Cisco Systems pulled the plug on Cisco Mail, the hosted e-mail service it launched a mere 13 months ago.
While Cisco Mail was “well received,” Cisco found that customers were not interested in hosted e-mail as much as they cared about “social software and video,” Cisco said in a Feb. 22 blog post announcing the decision. Cisco declined to provide further details.
“We’ve since learned that customers have come to view e-mail as a mature and commoditized tool versus a long-term differentiated element of their collaboration strategy,” wrote Debra Chrapaty on the blog.
Cisco originally launched Cisco Mail in November 2009 because customers said they were interested in “divesting responsibility” for managing e-mail in the same way they switched to using WebEx for Web conferencing, according to Chrapaty. The service was rolled out via controlled release.
As more customers got used to the concept of cloud computing and saw the benefits, there was demand for additional cloud services, according to Cisco.
Cisco’s move demonstrated the challenge of penetrating a mature market and the difficulty in delivery a complex and demanding cloud-based application service, Matthew Cain, vice-president and lead E-mail analyst at Gartner, wrote in a research note. Cisco invested $250 million in the platform, according to Cain.
Cisco was completing against several established players in collaboration, including Google Apps and Microsoft’s Exchange Online, with far more storage for a lower price. Cisco offered a standard package of $5 per month per user which including Outlook support, Web 2.0 webmail client, e-mail, calendar, with only 5GB storage. In contrast, Google Apps for businesses offered more functionality with 25 GB storage for $50 per user per year. Microsoft offered cloud-based Exchange with 25GB of storage for only $5 per user per month.
Back when Cisco launched Cisco Mail, Cain noted in a research note that there was “rapid price erosion” in the field, as all the vendors were slashing prices. Cisco needed to build out a “price-competitive suite of collaboration services” that included e-mail, instant messaging, Web conferencing and shared workspace, Cain wrote at the time. Launching Cisco Mail was critical to protecting Cisco’s voice-over-IP and WebEx business, he said.
Cisco remains “very committed” to collaboration technology, Chrapaty wrote. The collaboration technology market is valued at about $38 billion, according to Cisco.
However, without e-mail at its core, Cisco will struggle to win customers over to its collaboration services, Cain wrote. Enterprises would rather select a single supplier for their unified communications and collaboration services, he said. To succeed, Cisco needs to “demonstrate value” beyond what Microsoft already delivers, according to Cain.
“It takes away the ability for customers to use Cisco as a single stack collaboration vendor,” said Cain.
Cain also noted that “the incumbent e-mail supplier,” such as Microsoft, is generally in the best position to provide additional collaboration services since enterprises would just bundle in the new products on top of the same infrastructure.

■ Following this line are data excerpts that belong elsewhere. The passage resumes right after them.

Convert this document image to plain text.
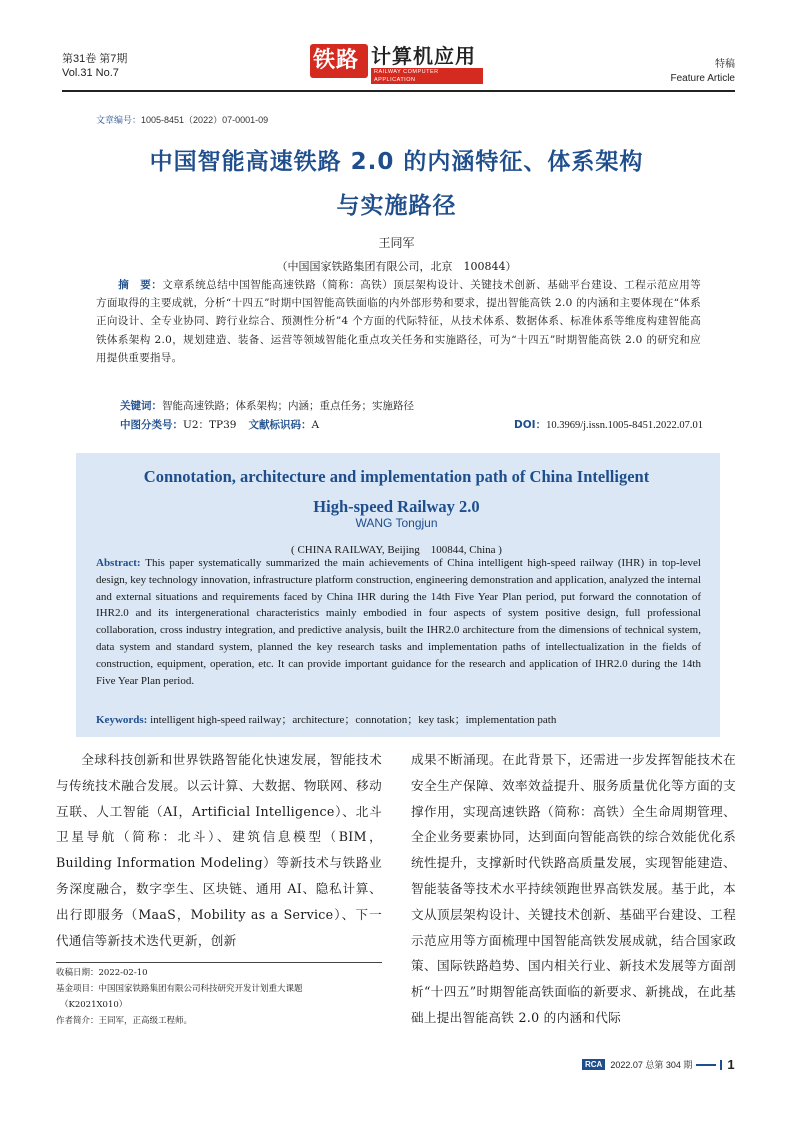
第31卷 第7期
Vol.31 No.7	铁路 计算机应用
RAILWAY COMPUTER APPLICATION
特稿
Feature Article
文章编号：1005-8451（2022）07-0001-09
中国智能高速铁路 2.0 的内涵特征、体系架构
与实施路径
王同军
（中国国家铁路集团有限公司，北京　100844）
摘　要：文章系统总结中国智能高速铁路（简称：高铁）顶层架构设计、关键技术创新、基础平台建设、工程示范应用等方面取得的主要成就，分析“十四五”时期中国智能高铁面临的内外部形势和要求，提出智能高铁 2.0 的内涵和主要体现在“体系正向设计、全专业协同、跨行业综合、预测性分析”4 个方面的代际特征，从技术体系、数据体系、标准体系等维度构建智能高铁体系架构 2.0，规划建造、装备、运营等领域智能化重点攻关任务和实施路径，可为“十四五”时期智能高铁 2.0 的研究和应用提供重要指导。
关键词：智能高速铁路；体系架构；内涵；重点任务；实施路径
中图分类号：U2：TP39 文献标识码：A	DOI：10.3969/j.issn.1005-8451.2022.07.01
Connotation, architecture and implementation path of China Intelligent
High-speed Railway 2.0
WANG Tongjun
( CHINA RAILWAY, Beijing　100844, China )
Abstract: This paper systematically summarized the main achievements of China intelligent high-speed railway (IHR) in top-level design, key technology innovation, infrastructure platform construction, engineering demonstration and application, analyzed the internal and external situations and requirements faced by China IHR during the 14th Five Year Plan period, put forward the connotation of IHR2.0 and its intergenerational characteristics mainly embodied in four aspects of system positive design, full professional collaboration, cross industry integration, and predictive analysis, built the IHR2.0 architecture from the dimensions of technical system, data system and standard system, planned the key research tasks and implementation paths of intellectualization in the fields of construction, equipment, operation, etc. It can provide important guidance for the research and application of IHR2.0 during the 14th Five Year Plan period.
Keywords: intelligent high-speed railway；architecture；connotation；key task；implementation path
全球科技创新和世界铁路智能化快速发展，智能技术与传统技术融合发展。以云计算、大数据、物联网、移动互联、人工智能（AI，Artificial Intelligence）、北斗卫星导航（简称：北斗）、建筑信息模型（BIM，Building Information Modeling）等新技术与铁路业务深度融合，数字孪生、区块链、通用 AI、隐私计算、出行即服务（MaaS，Mobility as a Service）、下一代通信等新技术迭代更新，创新
成果不断涌现。在此背景下，还需进一步发挥智能技术在安全生产保障、效率效益提升、服务质量优化等方面的支撑作用，实现高速铁路（简称：高铁）全生命周期管理、全企业务要素协同，达到面向智能高铁的综合效能优化系统性提升，支撑新时代铁路高质量发展，实现智能建造、智能装备等技术水平持续领跑世界高铁发展。基于此，本文从顶层架构设计、关键技术创新、基础平台建设、工程示范应用等方面梳理中国智能高铁发展成就，结合国家政策、国际铁路趋势、国内相关行业、新技术发展等方面剖析“十四五”时期智能高铁面临的新要求、新挑战，在此基础上提出智能高铁 2.0 的内涵和代际
收稿日期：2022-02-10
基金项目：中国国家铁路集团有限公司科技研究开发计划重大课题
（K2021X010）
作者简介：王同军，正高级工程师。
RCA 2022.07 总第 304 期	1
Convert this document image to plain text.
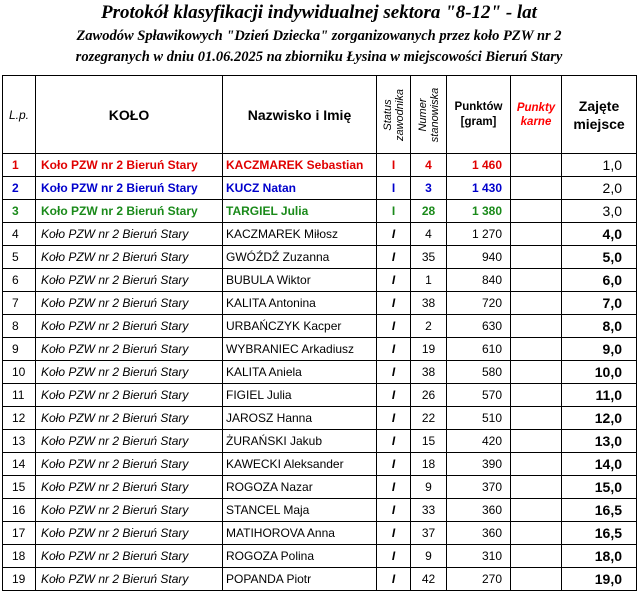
Protokół klasyfikacji indywidualnej sektora "8-12" - lat
Zawodów Spławikowych "Dzień Dziecka" zorganizowanych przez koło PZW nr 2
rozegranych w dniu 01.06.2025 na zbiorniku Łysina w miejscowości Bieruń Stary
L.p.	KOŁO	Nazwisko i Imię	Status zawodnika	Numer stanowiska	Punktów [gram]	Punkty karne	Zajęte miejsce
1	Koło PZW nr 2 Bieruń Stary	KACZMAREK Sebastian	I	4	1 460		1,0
2	Koło PZW nr 2 Bieruń Stary	KUCZ Natan	I	3	1 430		2,0
3	Koło PZW nr 2 Bieruń Stary	TARGIEL Julia	I	28	1 380		3,0
4	Koło PZW nr 2 Bieruń Stary	KACZMAREK Miłosz	I	4	1 270		4,0
5	Koło PZW nr 2 Bieruń Stary	GWÓŹDŹ Zuzanna	I	35	940		5,0
6	Koło PZW nr 2 Bieruń Stary	BUBULA Wiktor	I	1	840		6,0
7	Koło PZW nr 2 Bieruń Stary	KALITA Antonina	I	38	720		7,0
8	Koło PZW nr 2 Bieruń Stary	URBAŃCZYK Kacper	I	2	630		8,0
9	Koło PZW nr 2 Bieruń Stary	WYBRANIEC Arkadiusz	I	19	610		9,0
10	Koło PZW nr 2 Bieruń Stary	KALITA Aniela	I	38	580		10,0
11	Koło PZW nr 2 Bieruń Stary	FIGIEL Julia	I	26	570		11,0
12	Koło PZW nr 2 Bieruń Stary	JAROSZ Hanna	I	22	510		12,0
13	Koło PZW nr 2 Bieruń Stary	ŻURAŃSKI Jakub	I	15	420		13,0
14	Koło PZW nr 2 Bieruń Stary	KAWECKI Aleksander	I	18	390		14,0
15	Koło PZW nr 2 Bieruń Stary	ROGOZA Nazar	I	9	370		15,0
16	Koło PZW nr 2 Bieruń Stary	STANCEL Maja	I	33	360		16,5
17	Koło PZW nr 2 Bieruń Stary	MATIHOROVA Anna	I	37	360		16,5
18	Koło PZW nr 2 Bieruń Stary	ROGOZA Polina	I	9	310		18,0
19	Koło PZW nr 2 Bieruń Stary	POPANDA Piotr	I	42	270		19,0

Cisco will assist customers with their transition to other e-mail platforms, whether they find a new hosted provider or go back to an on-premise solution. Cisco will “continue to integrate” other platforms to protect legacy systems and customers will continue to receive support for the remainder of their contracts, Chrapaty said.
The Cisco Mail team will be reassigned to other collaboration products and services that are “more strategic,” Chrapaty said.
Cisco’s biggest challenge would be to convince customers its other cloud initiatives will be around for the long haul, such as the collaboration platform Cisco Quad, its Web-casting and video-sharing application Show and Share as well as its collaboration tool Cisco Pulse, Cain said.
“If Cisco is pulling the plug in such an extensive effort, what reassurances to potential customers have that the same fate does not await other products?” asked Cain.